Demokratisasi di Indonesia yang merupakan produk dari reformasi/reorganisasi politik pasca krisis ekonomi 1998 memang telah menjadikan Indonesia menjadi Negara yang demokratis. Namun 13 tahun kemudian, prinsip-prinsip demokrasi selama ini lebih terasa berjalan sebagai instrument prosedural politik belaka, daripada prosedur transparansi anggaran untuk kesejahteraan rakyat. Kemungkinan besar dari hal ini adalah proses demokratisasi masih terganjal oleh bureaucratic polity dalam pengambilan keputusan. Mengapa hal ini terjadi? Kekuatan-kekuatan ekonomi yang berkolusi dengan aparatus Negara pada masa Orde Baru telah melakukan reorganisasi di tubuh oligarkinya sehingga mereka akhirnya masuk ke wilayah yang lebih politis yaitu partai politik. Lebih dari itu, mereka juga masih mempertahankan ikatannya dengan tubuh birokrasi negara. Hasilnya adalah baik birokrasi pemerintahan maupun hukum masih dikuasai oleh kekuatan oligarki dari sisa-sisa Orde Baru maupun yang kekinian. Akibatnya korupsi di tingkat birokrasi berkecenderungan untuk melibatkan pihak-pihak politisi, birokrat, dan kepolisian. Ini adalah alih rupa dari karakter bureaucratic polity yang digunakan oleh Jackson dan Pye untuk memahami perpolitikan di Indonesia, dan kini dapat digunakan untuk memahami karakter perkorupsian di Indonesia.
Akibat logis dari kondisi perkorupsian di Indonesia yang sifatnya berjemaah dan menggurita di tubuh birokrasi pemerintahan, hukum dan kepolisian bahkan pelaku oligarki, maka negeri ini telah menjadi wilayah operasi mafia korupsi. Berbagai kasus hukum yang melibatkan tokoh-tokoh mafia korupsi bersekala besar secara hukum tak pernah tuntas karena satu sama lain saling bahu-membahu dan bergotong-royong mencegah terjadinya penindakan terhadap koruptor. Lebih dari itu, gurita oligarki yang pada masa orde baru lebih mendominasi birokrasi di tingkat pusat, juga mengalami desentralisasi guritanya seiring dengan desentralisasi politik dan birokrasi pemerintahan. Akibatnya, bermunculan pula oligarki di tingkat daerah yang juga bermafia dengan para politisi, aparat hukum dan kepolisian serta politisi partai. Korupsi semakin rumit demikian pula dengan penindakan terhadap kasus korupsi juga semakin berbelit-belit sehingga orang akhirnya melupakannya. Mungkin melupakan inilah yang dikondisikan untuk terjadi.
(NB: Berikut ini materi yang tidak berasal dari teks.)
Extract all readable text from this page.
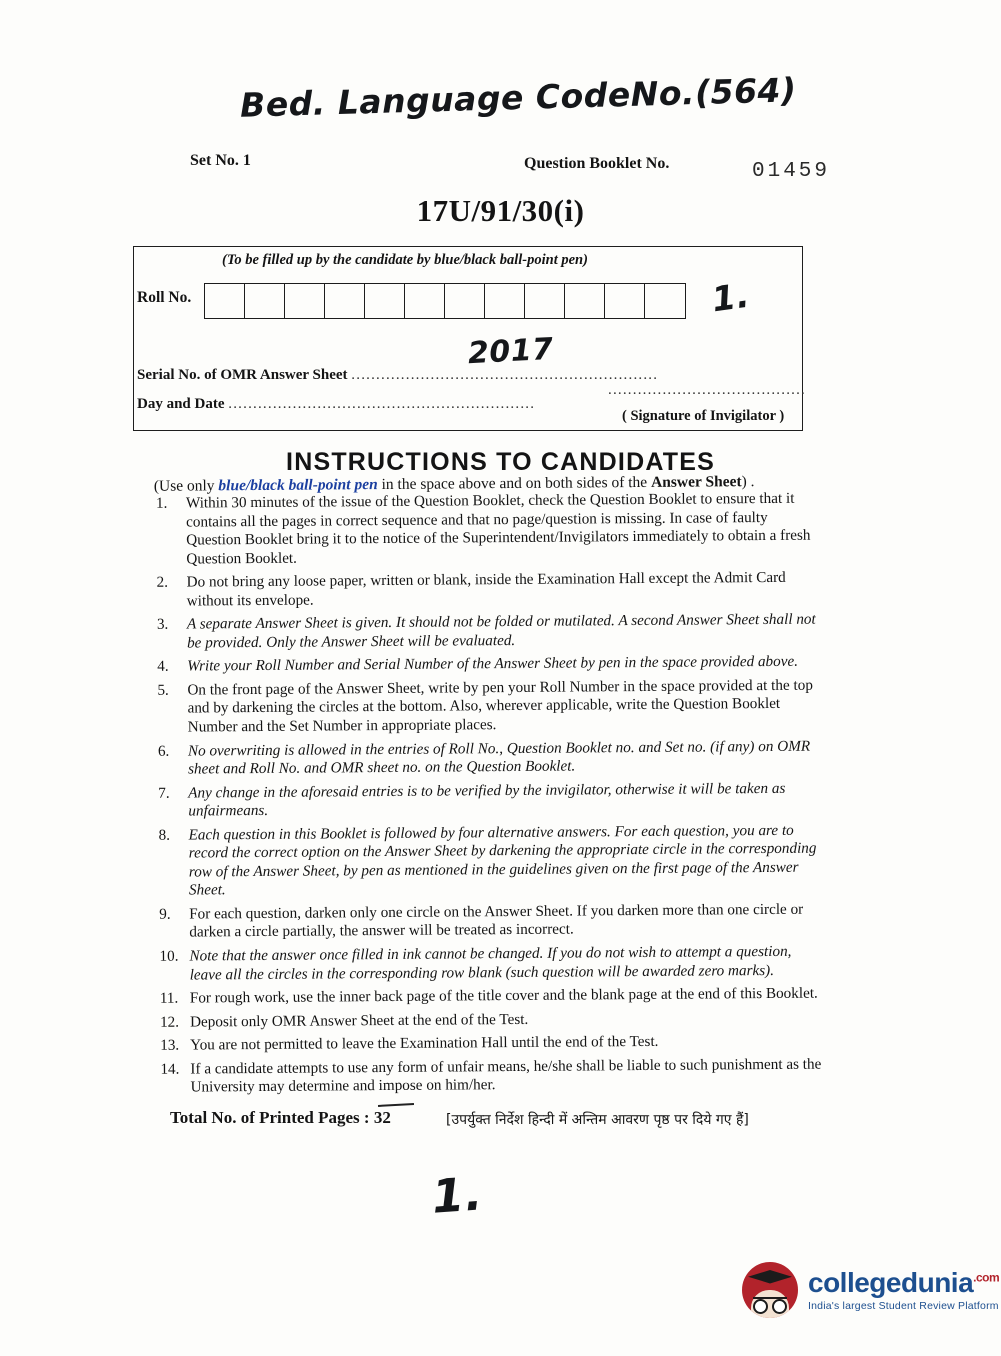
Bed. Language CodeNo.(564)
Set No. 1	Question Booklet No.	01459
17U/91/30(i)
(To be filled up by the candidate by blue/black ball-point pen)
Roll No.	1.
2017
Serial No. of OMR Answer Sheet ..............................................................
Day and Date ..............................................................
........................................
( Signature of Invigilator )
INSTRUCTIONS TO CANDIDATES
(Use only blue/black ball-point pen in the space above and on both sides of the Answer Sheet) .
1. Within 30 minutes of the issue of the Question Booklet, check the Question Booklet to ensure that it contains all the pages in correct sequence and that no page/question is missing. In case of faulty Question Booklet bring it to the notice of the Superintendent/Invigilators immediately to obtain a fresh Question Booklet.
2. Do not bring any loose paper, written or blank, inside the Examination Hall except the Admit Card without its envelope.
3. A separate Answer Sheet is given. It should not be folded or mutilated. A second Answer Sheet shall not be provided. Only the Answer Sheet will be evaluated.
4. Write your Roll Number and Serial Number of the Answer Sheet by pen in the space provided above.
5. On the front page of the Answer Sheet, write by pen your Roll Number in the space provided at the top and by darkening the circles at the bottom. Also, wherever applicable, write the Question Booklet Number and the Set Number in appropriate places.
6. No overwriting is allowed in the entries of Roll No., Question Booklet no. and Set no. (if any) on OMR sheet and Roll No. and OMR sheet no. on the Question Booklet.
7. Any change in the aforesaid entries is to be verified by the invigilator, otherwise it will be taken as unfairmeans.
8. Each question in this Booklet is followed by four alternative answers. For each question, you are to record the correct option on the Answer Sheet by darkening the appropriate circle in the corresponding row of the Answer Sheet, by pen as mentioned in the guidelines given on the first page of the Answer Sheet.
9. For each question, darken only one circle on the Answer Sheet. If you darken more than one circle or darken a circle partially, the answer will be treated as incorrect.
10. Note that the answer once filled in ink cannot be changed. If you do not wish to attempt a question, leave all the circles in the corresponding row blank (such question will be awarded zero marks).
11. For rough work, use the inner back page of the title cover and the blank page at the end of this Booklet.
12. Deposit only OMR Answer Sheet at the end of the Test.
13. You are not permitted to leave the Examination Hall until the end of the Test.
14. If a candidate attempts to use any form of unfair means, he/she shall be liable to such punishment as the University may determine and impose on him/her.
Total No. of Printed Pages : 32	[उपर्युक्त निर्देश हिन्दी में अन्तिम आवरण पृष्ठ पर दिये गए हैं]
1.
collegedunia$^{.com}$
India's largest Student Review Platform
Bureaucratic polity yang telah menjadi latar belakang dari sistem politik di Indonesia seperti menemukan kembali rohnya setelah digempur oleh demokrasi dengan berbagai dalil seperti transparansi, good and clean governance, dan otonomi daerah. Roh tersebut tampak terasa seperti berinkarnasi kedalam berbagai cara dan ragam korupsi, dan di lahan korupsi inilah mereka berpartisipasi untuk menghancurkan Indonesia secara pelahan tapi pasti. Mereka menggunakan instrumen politik maupun birokrasi untuk menjaga kepentingan mereka dan inilah ‘politisasi dan birokratisasi kasus korupsi’. Nasionaliskah mereka sementara mereka dengan lantang berteriak “merdeka” padahal kaki dan tangan mereka menjajah negerinya sendiri dengan korupsi?